To balance this double displacement reaction, start by writing the unbalanced equation. Identify lead, iodine, potassium, and nitrate ions. You'll observe that one lead(II) nitrate reacts with two potassium iodide molecules. This produces one lead(II) iodide precipitate and two potassium nitrate molecules, resulting in a perfectly balanced chemical equation.
This reaction is a double displacement reaction. Specifically, it's a precipitation reaction because lead(II) iodide, PbI2, forms as an insoluble solid that precipitates out of the solution. The ions essentially swap partners, leading to the formation of a new, insoluble compound.
The insoluble product formed when lead(II) nitrate reacts with potassium iodide is lead(II) iodide, with the chemical formula PbI2. This compound is typically observed as a bright yellow precipitate. Its insolubility is key to classifying this as a precipitation reaction in aqueous solutions.

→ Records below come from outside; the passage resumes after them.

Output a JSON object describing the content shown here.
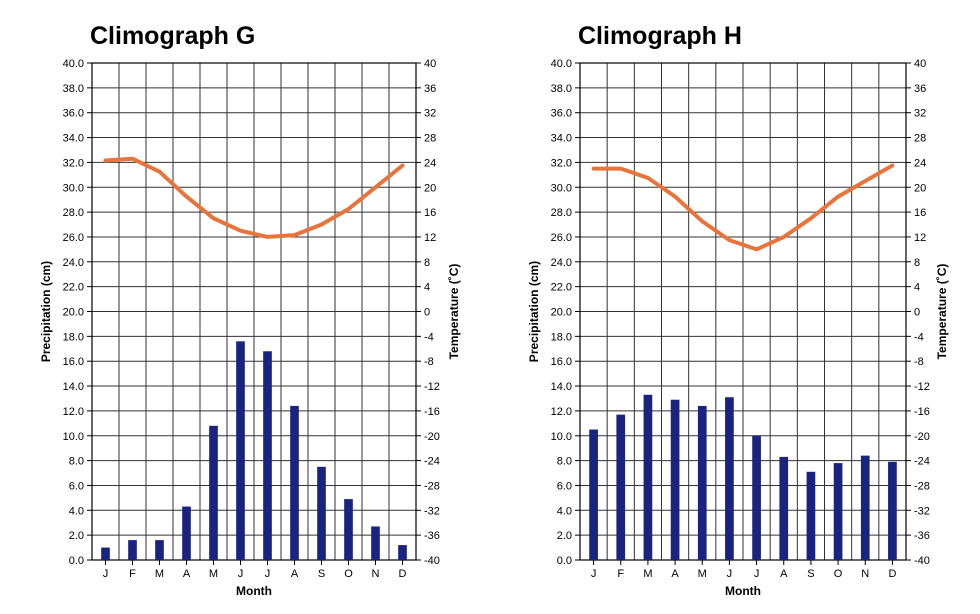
{
  "chart_data": [
    {
      "type": "bar+line",
      "title": "Climograph G",
      "xlabel": "Month",
      "ylabel": "Precipitation (cm)",
      "y2label": "Temperature (˚C)",
      "categories": [
        "J",
        "F",
        "M",
        "A",
        "M",
        "J",
        "J",
        "A",
        "S",
        "O",
        "N",
        "D"
      ],
      "ylim": [
        0,
        40
      ],
      "y2lim": [
        -40,
        40
      ],
      "yticks": [
        "0.0",
        "2.0",
        "4.0",
        "6.0",
        "8.0",
        "10.0",
        "12.0",
        "14.0",
        "16.0",
        "18.0",
        "20.0",
        "22.0",
        "24.0",
        "26.0",
        "28.0",
        "30.0",
        "32.0",
        "34.0",
        "36.0",
        "38.0",
        "40.0"
      ],
      "y2ticks": [
        "-40",
        "-36",
        "-32",
        "-28",
        "-24",
        "-20",
        "-16",
        "-12",
        "-8",
        "-4",
        "0",
        "4",
        "8",
        "12",
        "16",
        "20",
        "24",
        "28",
        "32",
        "36",
        "40"
      ],
      "series": [
        {
          "name": "Precipitation (cm)",
          "kind": "bar",
          "color": "#1a237e",
          "values": [
            1.0,
            1.6,
            1.6,
            4.3,
            10.8,
            17.6,
            16.8,
            12.4,
            7.5,
            4.9,
            2.7,
            1.2
          ]
        },
        {
          "name": "Temperature (˚C)",
          "kind": "line",
          "color": "#e8743b",
          "values": [
            24.3,
            24.6,
            22.5,
            18.5,
            15.0,
            13.0,
            12.0,
            12.3,
            14.0,
            16.5,
            20.0,
            23.5
          ]
        }
      ]
    },
    {
      "type": "bar+line",
      "title": "Climograph H",
      "xlabel": "Month",
      "ylabel": "Precipitation (cm)",
      "y2label": "Temperature (˚C)",
      "categories": [
        "J",
        "F",
        "M",
        "A",
        "M",
        "J",
        "J",
        "A",
        "S",
        "O",
        "N",
        "D"
      ],
      "ylim": [
        0,
        40
      ],
      "y2lim": [
        -40,
        40
      ],
      "yticks": [
        "0.0",
        "2.0",
        "4.0",
        "6.0",
        "8.0",
        "10.0",
        "12.0",
        "14.0",
        "16.0",
        "18.0",
        "20.0",
        "22.0",
        "24.0",
        "26.0",
        "28.0",
        "30.0",
        "32.0",
        "34.0",
        "36.0",
        "38.0",
        "40.0"
      ],
      "y2ticks": [
        "-40",
        "-36",
        "-32",
        "-28",
        "-24",
        "-20",
        "-16",
        "-12",
        "-8",
        "-4",
        "0",
        "4",
        "8",
        "12",
        "16",
        "20",
        "24",
        "28",
        "32",
        "36",
        "40"
      ],
      "series": [
        {
          "name": "Precipitation (cm)",
          "kind": "bar",
          "color": "#1a237e",
          "values": [
            10.5,
            11.7,
            13.3,
            12.9,
            12.4,
            13.1,
            10.0,
            8.3,
            7.1,
            7.8,
            8.4,
            7.9
          ]
        },
        {
          "name": "Temperature (˚C)",
          "kind": "line",
          "color": "#e8743b",
          "values": [
            23.0,
            23.0,
            21.5,
            18.5,
            14.5,
            11.5,
            10.0,
            12.0,
            15.0,
            18.5,
            21.0,
            23.5
          ]
        }
      ]
    }
  ]
}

The net ionic equation is Pb2+(aq) + 2I-(aq) -> PbI2(s). First, write the full ionic equation. Then, identify and cancel the spectator ions. Potassium ions (K+) and nitrate ions (NO3-) remain dissolved throughout the reaction. They do not participate in forming the precipitate, thus are omitted from the net ionic equation.
The spectator ions in the reaction between lead(II) nitrate and potassium iodide are potassium ions (K+) and nitrate ions (NO3-). These ions remain in the aqueous solution before and after the reaction, meaning they do not participate in the actual formation of the precipitate, lead(II) iodide.
The precipitate formed from the reaction of lead(II) nitrate and potassium iodide is lead(II) iodide, which is distinctively bright yellow in color. This characteristic yellow solid is a hallmark of this classic precipitation reaction, often used in demonstrations to illustrate chemical changes and solubility rules.
PbI2 is considered a precipitate because it is an insoluble solid that forms when two soluble ionic compounds are mixed in an aqueous solution. It separates from the solution, settling at the bottom or making the solution cloudy. This insolubility drives the precipitation reaction.
Solubility is crucial because it determines which product will precipitate. While both reactants are soluble, lead(II) iodide is insoluble in water. This low solubility causes it to come out of solution as a solid precipitate, driving the double displacement reaction forward and forming the visible yellow product.
This specific precipitation reaction, like many ionic bond formations, is typically exothermic. Energy is released during the formation of the insoluble lead(II) iodide bond. While the temperature change might be subtle in a dilute solution, the overall process generally releases heat to the surroundings.
Adding excess KI to Pb(NO3)2 initially increases the amount of PbI2 precipitate formed until all the Pb2+ ions are consumed. However, further excess KI can sometimes redissolve the PbI2 precipitate by forming soluble complex ions, like [PbI4]2-. This demonstrates an interesting aspect of solubility.